Rosan pun berharap prestasi gemilang ini dapat terus bertahan. Pria berusia 55 tahun ini turut berharap cabor angkat besi Indonesia sanggup kembali meraih prestasi terbaik di tempat Olimpiade Los Angeles pada 2028 mendatang.
“Doakan kami semoga kami sanggup kembali mencatatkan prestasi terbaik di area Olimpiade Los Angeles 2028 nanti,” harap Rosan.
Medali emas yang dimaksud didapat Rizki ini sekaligus mencatatkan sejarah bagi cabor angkat besi Indonesia. Atlet berusia 21 tahun itu menjadi lifter pertama Indonesia yang mampu meraih medali emas dalam Olimpiade.
Menariknya juga, Rizki berstatus sebagai debutan pada Olimpiade.
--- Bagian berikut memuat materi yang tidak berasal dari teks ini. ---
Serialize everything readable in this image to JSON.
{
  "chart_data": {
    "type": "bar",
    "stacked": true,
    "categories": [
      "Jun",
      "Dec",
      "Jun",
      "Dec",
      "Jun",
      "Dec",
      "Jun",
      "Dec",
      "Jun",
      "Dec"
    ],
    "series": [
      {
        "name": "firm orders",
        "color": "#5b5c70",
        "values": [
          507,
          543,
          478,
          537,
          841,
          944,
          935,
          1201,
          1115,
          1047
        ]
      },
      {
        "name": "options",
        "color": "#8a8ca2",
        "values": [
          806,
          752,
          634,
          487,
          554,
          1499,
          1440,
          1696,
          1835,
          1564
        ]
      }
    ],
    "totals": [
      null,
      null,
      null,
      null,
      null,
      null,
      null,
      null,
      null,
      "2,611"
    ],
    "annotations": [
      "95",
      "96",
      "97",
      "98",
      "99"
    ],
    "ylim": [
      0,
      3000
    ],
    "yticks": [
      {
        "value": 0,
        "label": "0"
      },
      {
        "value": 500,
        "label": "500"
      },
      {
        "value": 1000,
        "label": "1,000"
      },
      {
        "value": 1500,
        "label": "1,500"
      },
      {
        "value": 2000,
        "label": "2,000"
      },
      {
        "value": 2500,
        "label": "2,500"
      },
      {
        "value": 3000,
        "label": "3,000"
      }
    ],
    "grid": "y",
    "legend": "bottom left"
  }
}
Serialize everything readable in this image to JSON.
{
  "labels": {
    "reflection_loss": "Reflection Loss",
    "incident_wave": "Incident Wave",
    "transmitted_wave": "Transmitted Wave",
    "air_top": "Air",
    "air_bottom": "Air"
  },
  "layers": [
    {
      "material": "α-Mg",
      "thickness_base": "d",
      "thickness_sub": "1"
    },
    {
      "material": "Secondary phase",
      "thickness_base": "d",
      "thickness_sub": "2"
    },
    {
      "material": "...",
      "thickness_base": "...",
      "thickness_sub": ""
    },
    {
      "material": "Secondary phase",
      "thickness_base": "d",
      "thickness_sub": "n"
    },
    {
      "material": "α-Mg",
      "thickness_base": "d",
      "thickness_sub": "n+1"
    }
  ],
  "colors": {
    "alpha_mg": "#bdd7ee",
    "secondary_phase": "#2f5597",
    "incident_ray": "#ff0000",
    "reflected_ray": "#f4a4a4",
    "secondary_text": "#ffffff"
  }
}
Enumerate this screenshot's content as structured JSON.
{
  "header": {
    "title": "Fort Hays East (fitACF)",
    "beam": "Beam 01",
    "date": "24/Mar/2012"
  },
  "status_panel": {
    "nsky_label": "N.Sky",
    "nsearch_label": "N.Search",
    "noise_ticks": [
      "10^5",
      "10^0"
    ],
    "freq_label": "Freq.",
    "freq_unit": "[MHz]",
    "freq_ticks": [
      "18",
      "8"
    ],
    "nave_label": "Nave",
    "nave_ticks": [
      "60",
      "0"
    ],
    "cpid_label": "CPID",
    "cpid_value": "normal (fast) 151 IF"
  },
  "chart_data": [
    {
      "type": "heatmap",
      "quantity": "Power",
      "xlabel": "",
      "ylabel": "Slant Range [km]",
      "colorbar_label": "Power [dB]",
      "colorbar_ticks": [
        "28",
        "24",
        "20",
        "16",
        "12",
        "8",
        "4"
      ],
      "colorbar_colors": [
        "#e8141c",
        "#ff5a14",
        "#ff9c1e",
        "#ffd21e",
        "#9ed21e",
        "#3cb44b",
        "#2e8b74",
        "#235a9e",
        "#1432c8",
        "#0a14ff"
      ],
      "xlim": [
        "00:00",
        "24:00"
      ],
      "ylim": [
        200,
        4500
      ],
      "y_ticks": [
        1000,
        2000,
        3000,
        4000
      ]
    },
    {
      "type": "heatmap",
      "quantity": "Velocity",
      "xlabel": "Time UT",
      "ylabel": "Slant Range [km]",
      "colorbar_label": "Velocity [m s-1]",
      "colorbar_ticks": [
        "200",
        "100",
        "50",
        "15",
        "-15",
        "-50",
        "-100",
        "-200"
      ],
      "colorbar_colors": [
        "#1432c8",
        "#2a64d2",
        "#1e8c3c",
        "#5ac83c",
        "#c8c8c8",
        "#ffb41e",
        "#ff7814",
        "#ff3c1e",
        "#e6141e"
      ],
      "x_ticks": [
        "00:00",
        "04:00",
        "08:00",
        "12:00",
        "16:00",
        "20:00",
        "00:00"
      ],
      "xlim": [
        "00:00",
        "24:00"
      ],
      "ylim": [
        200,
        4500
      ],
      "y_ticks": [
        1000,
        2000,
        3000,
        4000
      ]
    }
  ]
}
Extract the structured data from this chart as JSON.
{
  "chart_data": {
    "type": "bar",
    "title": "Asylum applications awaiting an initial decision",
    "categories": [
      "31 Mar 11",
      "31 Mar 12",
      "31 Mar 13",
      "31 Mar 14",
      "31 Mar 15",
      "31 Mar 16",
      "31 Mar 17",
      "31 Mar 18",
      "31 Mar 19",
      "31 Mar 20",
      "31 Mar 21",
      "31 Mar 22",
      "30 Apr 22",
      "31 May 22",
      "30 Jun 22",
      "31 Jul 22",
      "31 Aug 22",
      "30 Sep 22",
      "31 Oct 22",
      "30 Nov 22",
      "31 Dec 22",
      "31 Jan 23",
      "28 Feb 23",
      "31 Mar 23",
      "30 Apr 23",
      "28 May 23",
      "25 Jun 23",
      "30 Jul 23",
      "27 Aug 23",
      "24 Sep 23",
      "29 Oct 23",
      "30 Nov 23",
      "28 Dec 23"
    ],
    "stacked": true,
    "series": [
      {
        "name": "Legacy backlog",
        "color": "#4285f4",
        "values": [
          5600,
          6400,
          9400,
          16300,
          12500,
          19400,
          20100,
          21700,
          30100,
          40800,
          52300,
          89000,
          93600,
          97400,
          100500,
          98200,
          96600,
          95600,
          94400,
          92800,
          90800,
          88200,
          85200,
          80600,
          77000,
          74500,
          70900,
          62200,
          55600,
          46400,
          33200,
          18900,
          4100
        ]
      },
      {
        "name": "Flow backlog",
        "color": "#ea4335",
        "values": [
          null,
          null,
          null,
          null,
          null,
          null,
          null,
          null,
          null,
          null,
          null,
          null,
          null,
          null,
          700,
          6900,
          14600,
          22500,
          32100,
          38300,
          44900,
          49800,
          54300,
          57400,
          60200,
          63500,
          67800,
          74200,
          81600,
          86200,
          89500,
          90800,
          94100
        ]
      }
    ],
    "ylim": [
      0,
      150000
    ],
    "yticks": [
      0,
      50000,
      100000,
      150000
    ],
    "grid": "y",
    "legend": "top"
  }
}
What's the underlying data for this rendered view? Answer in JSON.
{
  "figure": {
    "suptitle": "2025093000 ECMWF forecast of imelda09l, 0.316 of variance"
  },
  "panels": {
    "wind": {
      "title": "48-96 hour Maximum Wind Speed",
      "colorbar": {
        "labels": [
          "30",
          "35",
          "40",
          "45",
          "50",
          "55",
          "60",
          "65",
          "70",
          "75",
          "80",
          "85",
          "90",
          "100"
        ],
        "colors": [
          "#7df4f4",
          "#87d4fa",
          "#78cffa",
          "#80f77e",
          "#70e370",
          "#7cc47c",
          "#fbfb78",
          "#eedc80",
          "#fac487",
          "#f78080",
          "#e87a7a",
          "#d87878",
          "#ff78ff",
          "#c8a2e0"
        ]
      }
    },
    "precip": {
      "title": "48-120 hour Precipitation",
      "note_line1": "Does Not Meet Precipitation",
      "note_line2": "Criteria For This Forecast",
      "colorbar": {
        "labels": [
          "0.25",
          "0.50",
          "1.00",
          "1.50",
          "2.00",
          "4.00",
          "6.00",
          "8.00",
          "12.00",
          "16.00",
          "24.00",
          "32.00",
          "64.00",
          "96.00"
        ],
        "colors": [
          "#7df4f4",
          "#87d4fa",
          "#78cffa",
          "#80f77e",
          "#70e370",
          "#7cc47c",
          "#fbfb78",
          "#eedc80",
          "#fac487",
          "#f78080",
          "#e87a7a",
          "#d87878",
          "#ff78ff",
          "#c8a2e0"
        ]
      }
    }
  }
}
Namun begitu, beliau berhasil mencatatkan rekor baru Olimpiade untuk angkatan clean & jerk dengan mengangkat beban seberat 199 kg.
Selain itu, Rizki juga menjadi atlet termuda yang digunakan berhasil merebut medali emas di dalam Olimpiade untuk Indonesia. Raihan ini melintasi Susy Susanti yang digunakan sebelumnya menjadi peraih medali emas Indonesia termuda di area Olimpiade Barcelona 1992.